I’ve been really struck in the past couple of weeks by how much some people define status in their lives through work. I was talking to a smart guy I’ve not seen for a couple of years about his mother who had a very big job, but was also refreshingly down to earth. He said “she recognised she had a serious job, but didn’t take herself too seriously because of it”.
This strikes me as a good approach. Some people have greater status needs than others. I think mine are less than many people’s. But I do also wonder if I think that, to some extent, because they are more than amply filled by my current job. Last week I did a speech to 100+ people on the 40th floor of a major bank to generous applause. I used to fear these sorts of things, now I almost enjoy them, but the fringe benefit is to feel I have a serious job, even if I don’t take myself too seriously because of it.

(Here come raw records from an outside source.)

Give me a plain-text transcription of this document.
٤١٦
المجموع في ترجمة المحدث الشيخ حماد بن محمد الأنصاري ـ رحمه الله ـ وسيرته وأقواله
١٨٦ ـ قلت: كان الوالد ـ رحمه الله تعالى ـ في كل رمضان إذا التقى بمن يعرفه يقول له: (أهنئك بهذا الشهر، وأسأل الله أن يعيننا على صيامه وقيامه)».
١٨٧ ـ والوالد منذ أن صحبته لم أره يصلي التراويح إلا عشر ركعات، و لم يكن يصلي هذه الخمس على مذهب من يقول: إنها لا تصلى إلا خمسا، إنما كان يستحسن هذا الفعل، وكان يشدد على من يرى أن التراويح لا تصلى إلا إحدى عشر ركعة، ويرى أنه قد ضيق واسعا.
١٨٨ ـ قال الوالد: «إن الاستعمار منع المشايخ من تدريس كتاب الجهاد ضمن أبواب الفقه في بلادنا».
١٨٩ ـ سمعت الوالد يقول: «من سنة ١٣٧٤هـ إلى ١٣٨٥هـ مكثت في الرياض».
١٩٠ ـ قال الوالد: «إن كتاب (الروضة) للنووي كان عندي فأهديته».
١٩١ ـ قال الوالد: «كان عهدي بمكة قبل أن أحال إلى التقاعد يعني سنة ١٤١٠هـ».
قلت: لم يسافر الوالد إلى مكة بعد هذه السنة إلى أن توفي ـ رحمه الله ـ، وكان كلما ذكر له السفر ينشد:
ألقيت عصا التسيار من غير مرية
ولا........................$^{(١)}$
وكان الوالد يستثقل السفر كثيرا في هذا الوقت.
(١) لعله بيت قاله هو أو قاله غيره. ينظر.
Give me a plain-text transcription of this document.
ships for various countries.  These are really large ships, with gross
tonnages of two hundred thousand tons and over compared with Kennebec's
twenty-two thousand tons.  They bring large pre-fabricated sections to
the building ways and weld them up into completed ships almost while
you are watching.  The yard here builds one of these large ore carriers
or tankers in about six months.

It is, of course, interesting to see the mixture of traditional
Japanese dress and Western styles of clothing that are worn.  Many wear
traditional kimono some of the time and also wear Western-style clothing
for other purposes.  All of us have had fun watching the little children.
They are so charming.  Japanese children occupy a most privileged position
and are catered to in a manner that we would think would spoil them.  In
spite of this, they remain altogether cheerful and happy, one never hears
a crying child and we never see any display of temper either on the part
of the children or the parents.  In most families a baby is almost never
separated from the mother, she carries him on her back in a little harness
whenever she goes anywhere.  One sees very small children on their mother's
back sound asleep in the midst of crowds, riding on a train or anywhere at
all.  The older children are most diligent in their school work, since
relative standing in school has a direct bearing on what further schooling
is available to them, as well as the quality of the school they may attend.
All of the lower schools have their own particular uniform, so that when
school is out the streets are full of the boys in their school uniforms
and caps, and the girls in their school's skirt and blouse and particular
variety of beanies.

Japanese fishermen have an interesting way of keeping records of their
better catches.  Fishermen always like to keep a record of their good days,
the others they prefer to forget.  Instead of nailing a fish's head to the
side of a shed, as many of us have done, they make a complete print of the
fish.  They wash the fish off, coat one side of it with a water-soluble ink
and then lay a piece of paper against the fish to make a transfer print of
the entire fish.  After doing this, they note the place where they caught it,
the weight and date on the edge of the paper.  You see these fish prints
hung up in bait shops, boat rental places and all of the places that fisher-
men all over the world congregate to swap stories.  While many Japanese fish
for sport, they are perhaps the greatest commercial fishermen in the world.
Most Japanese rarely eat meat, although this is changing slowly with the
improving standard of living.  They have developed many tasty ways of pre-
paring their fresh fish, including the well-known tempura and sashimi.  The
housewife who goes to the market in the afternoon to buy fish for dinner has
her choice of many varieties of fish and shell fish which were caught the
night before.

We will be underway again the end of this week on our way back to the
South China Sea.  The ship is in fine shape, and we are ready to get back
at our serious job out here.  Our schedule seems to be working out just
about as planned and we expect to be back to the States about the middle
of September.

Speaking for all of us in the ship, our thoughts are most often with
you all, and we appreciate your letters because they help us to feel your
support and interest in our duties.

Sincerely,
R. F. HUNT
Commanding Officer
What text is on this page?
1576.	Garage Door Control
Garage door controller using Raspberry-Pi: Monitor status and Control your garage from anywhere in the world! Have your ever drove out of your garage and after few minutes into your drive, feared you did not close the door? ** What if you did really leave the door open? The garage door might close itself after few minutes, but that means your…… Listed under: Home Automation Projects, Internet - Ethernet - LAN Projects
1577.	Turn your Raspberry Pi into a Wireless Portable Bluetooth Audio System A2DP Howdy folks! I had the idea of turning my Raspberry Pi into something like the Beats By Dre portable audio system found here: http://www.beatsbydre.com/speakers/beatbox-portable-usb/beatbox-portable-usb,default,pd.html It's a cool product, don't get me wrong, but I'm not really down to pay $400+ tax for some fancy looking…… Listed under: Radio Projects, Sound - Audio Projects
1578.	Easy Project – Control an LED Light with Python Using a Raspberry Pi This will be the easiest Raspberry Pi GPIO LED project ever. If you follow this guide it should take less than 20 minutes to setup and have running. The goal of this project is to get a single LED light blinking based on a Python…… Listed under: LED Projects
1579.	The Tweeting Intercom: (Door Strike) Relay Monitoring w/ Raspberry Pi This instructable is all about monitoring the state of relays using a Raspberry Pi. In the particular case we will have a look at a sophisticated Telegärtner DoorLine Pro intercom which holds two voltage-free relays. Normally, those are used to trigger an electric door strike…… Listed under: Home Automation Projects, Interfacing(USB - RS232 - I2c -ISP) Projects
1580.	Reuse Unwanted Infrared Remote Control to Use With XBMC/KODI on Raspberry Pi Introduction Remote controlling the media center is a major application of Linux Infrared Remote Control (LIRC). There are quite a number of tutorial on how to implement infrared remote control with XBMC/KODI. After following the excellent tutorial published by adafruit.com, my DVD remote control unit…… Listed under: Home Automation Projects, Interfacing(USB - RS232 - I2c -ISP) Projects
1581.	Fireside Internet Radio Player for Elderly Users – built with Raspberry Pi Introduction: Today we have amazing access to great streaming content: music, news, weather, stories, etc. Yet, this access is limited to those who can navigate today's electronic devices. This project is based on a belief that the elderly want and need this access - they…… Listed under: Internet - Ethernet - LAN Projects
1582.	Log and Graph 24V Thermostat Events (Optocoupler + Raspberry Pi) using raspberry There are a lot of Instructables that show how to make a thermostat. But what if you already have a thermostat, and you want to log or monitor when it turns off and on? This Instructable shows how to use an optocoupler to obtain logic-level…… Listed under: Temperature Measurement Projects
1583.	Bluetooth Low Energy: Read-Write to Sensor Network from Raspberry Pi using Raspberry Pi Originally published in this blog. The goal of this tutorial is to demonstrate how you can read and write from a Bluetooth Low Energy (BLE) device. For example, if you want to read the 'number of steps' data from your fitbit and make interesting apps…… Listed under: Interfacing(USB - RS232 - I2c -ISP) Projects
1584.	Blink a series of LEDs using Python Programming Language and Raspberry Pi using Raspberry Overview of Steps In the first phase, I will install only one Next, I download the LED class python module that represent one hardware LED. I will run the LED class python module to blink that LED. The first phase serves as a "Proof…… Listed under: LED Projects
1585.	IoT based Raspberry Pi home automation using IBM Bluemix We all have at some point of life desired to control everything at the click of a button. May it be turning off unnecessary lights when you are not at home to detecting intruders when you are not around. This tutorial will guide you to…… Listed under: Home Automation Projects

But in these recessionary times we all wonder from time to time whether this status might be rudely taken away by redundancy or our face not fitting. I know a couple of good, experienced people who got the bullet this week. In some ways worse is the more realistic realisation that I will likely be taking some people’s employment away from them in the coming months. I feel bad about this and think about it a lot.
I was talking to another professional in a different field about this on Friday and he said “hard decisions should feel hard”. I think he’s right, it’s all too easy to switch off your emotions, don the protective armour of ‘managerialism’ and simply ‘do what’s wanted’.
I think to downsize with care, empathy, kindness and self-respect is do-able. Engaging with people as people, not losing my humanity or switching off my emotions is an important part of doing this well. And ultimately if I am asked to do something I feel is wrong, finding the courage to say I feel it is wrong and being brave enough to risk my own job and status feels important too.
The paradox of job cuts is what’s brave is to do the right thing for the many as well as deal with individual people with care, integrity and humanity. The cowardly thing is to ‘act tough’, switch off your emotions and use the excuse of managerialism whilst saving your own skin.
What looks and is often rewarded as ‘tough’ in job cuts is in fact comparatively easy in my experience. What is hard is caring, thinking fully about the consequences of what you are doing and doing it right.